Campaigners have been fighting vehemently to stop the incinerator being built in Ardley.
They say that it will reduce air quality, increase traffic and reduce house prices in the area.
Oxfordshire County Council wished to incinerate about 300,000 tonnes of waste a year at Ardley.
But the council meeting rejected the authority's recommendations with a number of councillors concerned about the environmental impact.
The Secretary of State for Energy and Climate Change, Ed Milliband speaking on BBC Oxford in July was frustrated by local opposition to wind farms on the Isle of Wight. He said: "We're making a billion pounds available through three British banks in order to speed up green projects... secondly we are speeding up the planning laws."
It seemed at the time that the political structures were going to be weighed against the Ardley campaigners as the Government introduced measures to overcome the local efforts that were stalling environmental initiatives.
Mr Milliband's own adviser is specific about the need for incinerators. Professor MacKay from Cambridge University is now the Chief Scientific Advisor to the Department of Energy and Climate change. In his book Sustainable Energy - Without the Hot Air, all of his five possible plans for reducing our carbon consumption include the scale up of municipal waste incineration.
Dangerous
His book assumes a ten-fold increase of incinerating power stations over those in 2008. Every town of 200,000 people will need a 10 MW waste-to-energy plant.
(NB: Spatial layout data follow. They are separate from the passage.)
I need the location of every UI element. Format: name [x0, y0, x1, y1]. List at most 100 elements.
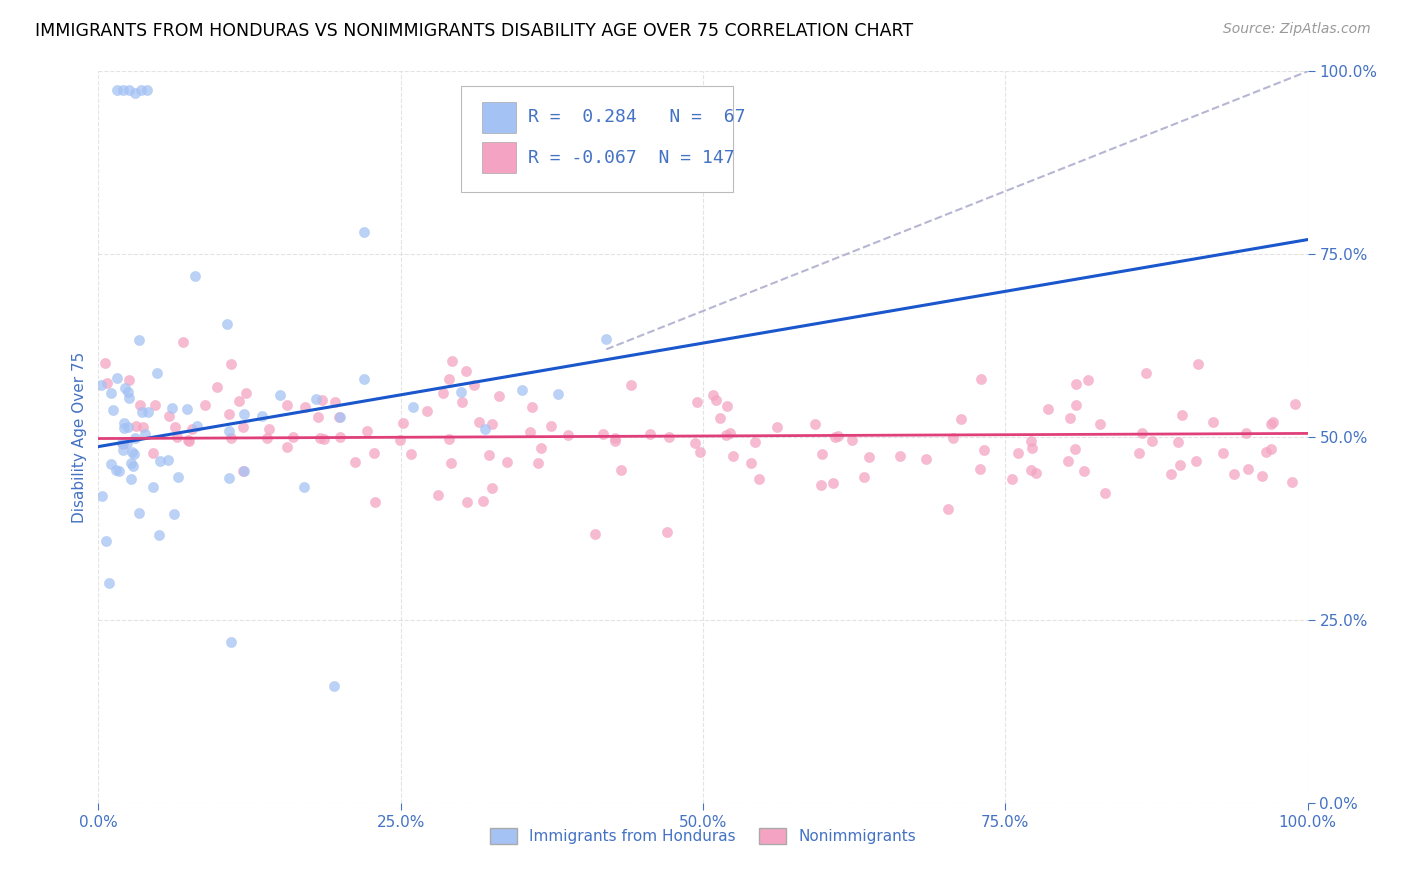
Point	[973, 442, 995, 457]
Point	[1021, 442, 1043, 456]
Point	[218, 425, 240, 439]
Point	[811, 447, 834, 461]
Point	[329, 430, 352, 444]
Point	[120, 472, 142, 486]
Point	[325, 395, 347, 409]
Point	[766, 419, 789, 434]
Point	[605, 434, 627, 449]
Point	[305, 392, 328, 407]
Point	[1187, 358, 1209, 372]
Point	[309, 430, 332, 444]
Point	[914, 452, 936, 467]
Point	[969, 372, 991, 386]
Point	[519, 425, 541, 439]
Point	[165, 419, 187, 434]
Point	[942, 431, 965, 445]
Point	[1170, 458, 1192, 472]
Bar	[482, 143, 516, 173]
Point	[98, 576, 121, 591]
Point	[547, 387, 569, 401]
Text: R =  0.284   N =  67: R = 0.284 N = 67	[527, 109, 745, 127]
Point	[858, 450, 880, 464]
Point	[91, 489, 114, 503]
Point	[1254, 445, 1277, 459]
Point	[658, 430, 681, 444]
Point	[177, 433, 200, 447]
Point	[1001, 472, 1024, 486]
Point	[221, 357, 243, 371]
Point	[100, 386, 122, 401]
Point	[218, 407, 240, 421]
Point	[111, 436, 134, 450]
Point	[101, 403, 124, 417]
Point	[311, 393, 333, 408]
Point	[149, 454, 172, 468]
Point	[118, 373, 141, 387]
Point	[120, 456, 142, 470]
Point	[1284, 397, 1306, 411]
Bar	[482, 102, 516, 133]
Point	[938, 502, 960, 516]
Point	[233, 464, 256, 478]
Point	[1063, 442, 1085, 456]
Text: IMMIGRANTS FROM HONDURAS VS NONIMMIGRANTS DISABILITY AGE OVER 75 CORRELATION CHA: IMMIGRANTS FROM HONDURAS VS NONIMMIGRANT…	[35, 22, 914, 40]
Point	[439, 457, 461, 471]
Point	[353, 372, 375, 386]
Point	[294, 400, 316, 414]
Point	[450, 384, 472, 399]
Point	[205, 380, 228, 394]
Point	[217, 317, 239, 331]
Point	[269, 387, 291, 401]
Point	[276, 398, 298, 412]
Point	[603, 431, 626, 445]
Point	[530, 441, 553, 455]
Point	[474, 422, 496, 436]
Point	[432, 385, 454, 400]
Point	[609, 463, 631, 477]
Point	[437, 371, 460, 385]
Point	[163, 507, 186, 521]
Point	[167, 470, 190, 484]
Point	[122, 447, 145, 461]
Point	[456, 364, 478, 378]
Point	[128, 506, 150, 520]
Point	[540, 419, 562, 434]
Point	[520, 401, 543, 415]
Point	[125, 418, 148, 433]
Point	[121, 459, 143, 474]
Point	[112, 442, 135, 457]
Point	[949, 411, 972, 425]
Point	[810, 478, 832, 492]
Point	[583, 527, 606, 541]
Point	[824, 430, 846, 444]
Point	[969, 462, 991, 476]
Point	[344, 455, 367, 469]
Point	[145, 366, 167, 380]
Point	[364, 495, 387, 509]
Point	[142, 480, 165, 494]
Point	[1064, 376, 1087, 391]
Point	[283, 430, 305, 444]
Point	[256, 431, 278, 445]
Point	[456, 494, 478, 508]
Point	[388, 434, 411, 448]
Point	[392, 416, 415, 430]
Point	[1237, 462, 1260, 476]
Point	[363, 446, 385, 460]
Point	[748, 472, 770, 486]
Point	[112, 436, 135, 450]
Point	[180, 422, 202, 436]
Point	[427, 488, 450, 502]
Point	[129, 83, 152, 97]
Point	[96, 533, 118, 548]
Point	[1019, 463, 1042, 477]
Point	[118, 83, 141, 97]
Point	[112, 421, 135, 435]
Point	[1251, 469, 1274, 483]
Point	[1260, 417, 1282, 432]
Point	[1059, 411, 1081, 425]
Point	[221, 635, 243, 649]
Point	[100, 457, 122, 471]
Point	[401, 446, 423, 460]
Point	[1223, 467, 1246, 482]
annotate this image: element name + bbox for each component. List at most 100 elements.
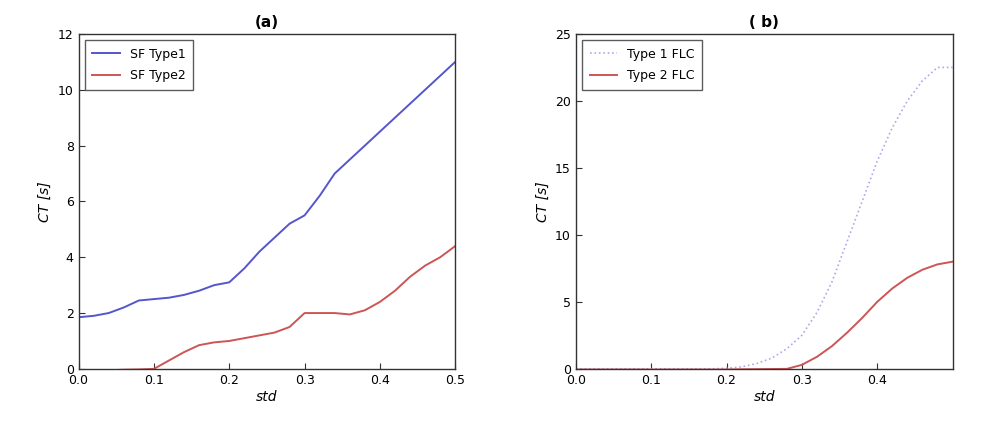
Type 1 FLC [871, 159, 883, 164]
Type 1 FLC [811, 310, 823, 315]
SF Type2 [284, 324, 296, 329]
SF Type1 [299, 213, 310, 218]
Type 1 FLC [901, 98, 913, 103]
Type 2 FLC [721, 367, 733, 372]
SF Type2 [178, 349, 190, 354]
Type 1 FLC [751, 361, 763, 366]
Type 1 FLC [676, 366, 687, 371]
Type 1 FLC [856, 199, 868, 204]
Type 1 FLC [585, 366, 597, 371]
Type 2 FLC [856, 315, 868, 321]
Type 2 FLC [781, 366, 792, 371]
SF Type2 [87, 368, 99, 373]
Type 1 FLC [796, 333, 808, 338]
SF Type2 [434, 255, 446, 260]
Type 2 FLC [645, 367, 657, 372]
SF Type2 [374, 299, 386, 304]
Type 2 FLC [766, 366, 778, 371]
SF Type1 [450, 59, 462, 64]
Type 2 FLC [932, 262, 944, 267]
Type 1 FLC [660, 366, 672, 371]
SF Type2 [163, 358, 175, 363]
X-axis label: std: std [753, 390, 775, 404]
SF Type2 [239, 336, 250, 341]
Type 1 FLC [842, 239, 853, 244]
SF Type2 [223, 338, 235, 343]
SF Type2 [359, 308, 371, 313]
Type 2 FLC [705, 367, 717, 372]
SF Type1 [163, 295, 175, 300]
SF Type1 [87, 313, 99, 318]
Type 2 FLC [570, 367, 581, 372]
Type 1 FLC [781, 346, 792, 351]
SF Type2 [299, 310, 310, 315]
Type 2 FLC [736, 367, 747, 372]
Legend: Type 1 FLC, Type 2 FLC: Type 1 FLC, Type 2 FLC [582, 40, 702, 90]
Type 1 FLC [600, 366, 612, 371]
Type 2 FLC [660, 367, 672, 372]
Title: (a): (a) [255, 15, 279, 30]
Line: Type 1 FLC: Type 1 FLC [575, 67, 953, 369]
Type 2 FLC [901, 275, 913, 280]
Type 1 FLC [887, 125, 899, 130]
Type 2 FLC [811, 354, 823, 360]
SF Type2 [314, 310, 326, 315]
Type 2 FLC [751, 367, 763, 372]
Type 1 FLC [570, 366, 581, 371]
Type 1 FLC [947, 65, 958, 70]
SF Type2 [73, 368, 84, 373]
SF Type1 [148, 296, 160, 301]
Type 1 FLC [721, 365, 733, 371]
SF Type1 [103, 310, 115, 315]
Type 2 FLC [887, 286, 899, 291]
SF Type1 [405, 101, 416, 106]
Type 2 FLC [585, 367, 597, 372]
Y-axis label: CT [s]: CT [s] [535, 181, 550, 222]
Type 2 FLC [796, 363, 808, 368]
Type 1 FLC [630, 366, 642, 371]
SF Type1 [178, 293, 190, 298]
SF Type1 [208, 282, 220, 287]
Type 2 FLC [871, 299, 883, 304]
Type 2 FLC [842, 330, 853, 335]
SF Type2 [389, 288, 401, 293]
X-axis label: std: std [256, 390, 278, 404]
SF Type2 [405, 274, 416, 279]
SF Type2 [103, 368, 115, 373]
Type 1 FLC [690, 366, 702, 371]
SF Type2 [148, 366, 160, 371]
SF Type1 [73, 315, 84, 320]
Legend: SF Type1, SF Type2: SF Type1, SF Type2 [84, 40, 193, 90]
Type 1 FLC [932, 65, 944, 70]
SF Type2 [193, 343, 205, 348]
SF Type1 [344, 157, 355, 162]
SF Type1 [239, 266, 250, 271]
SF Type1 [374, 129, 386, 134]
Type 1 FLC [645, 366, 657, 371]
SF Type1 [434, 73, 446, 78]
SF Type1 [419, 87, 431, 92]
Type 1 FLC [736, 364, 747, 369]
SF Type1 [118, 305, 130, 310]
Type 1 FLC [916, 78, 928, 84]
SF Type1 [223, 280, 235, 285]
SF Type1 [389, 115, 401, 120]
Type 2 FLC [916, 267, 928, 272]
SF Type2 [268, 330, 280, 335]
SF Type2 [208, 340, 220, 345]
SF Type1 [193, 288, 205, 293]
SF Type1 [284, 221, 296, 226]
Type 1 FLC [826, 279, 838, 285]
SF Type2 [118, 367, 130, 372]
Type 2 FLC [690, 367, 702, 372]
SF Type1 [359, 143, 371, 148]
Type 1 FLC [766, 356, 778, 361]
Type 2 FLC [615, 367, 627, 372]
Type 2 FLC [826, 343, 838, 349]
SF Type2 [344, 312, 355, 317]
SF Type1 [314, 193, 326, 198]
SF Type2 [133, 367, 144, 372]
Y-axis label: CT [s]: CT [s] [38, 181, 52, 222]
Type 2 FLC [600, 367, 612, 372]
SF Type1 [268, 235, 280, 240]
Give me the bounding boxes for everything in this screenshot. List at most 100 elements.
This would mean at least three stations in Oxfordshire with its population of just over 600,000.
Professor McKay says people with concerns that the technology is not achievable on this scale or that it is dirty or dangerous should look to the continent: "Many countries in Europe incinerate far more waste per person than the UK; these incineration loving countries include Germany, Sweden, Denmark, the Netherlands, and Switzerland - not usually nations associated with hygiene problems!"
He also points out that waste incineration eliminates the worry of methane emissions from landfill sites. Methane is about 20 times stronger as a greenhouse gas than carbon dioxide. Power stations like this produce energy which reduces the need for further consumption of fossil fuels.
Oxfordshire County Council already aims to increase the amount it recycles - currently 47% - to at least 55% annually, but it also seems committed to burning residual waste which comes from its kerbside collections.
On a day when the Prime Minister predicts that the UK faces a "catastrophe" of floods, droughts and killer heatwaves if world leaders fail to agree a deal on climate change, it would seem that the council has little alternative.
Whether or not this is an issue of Nimbyism seems to boil down to where you put your fence - around your backyard in a small corner of North Oxfordshire... or around the globe.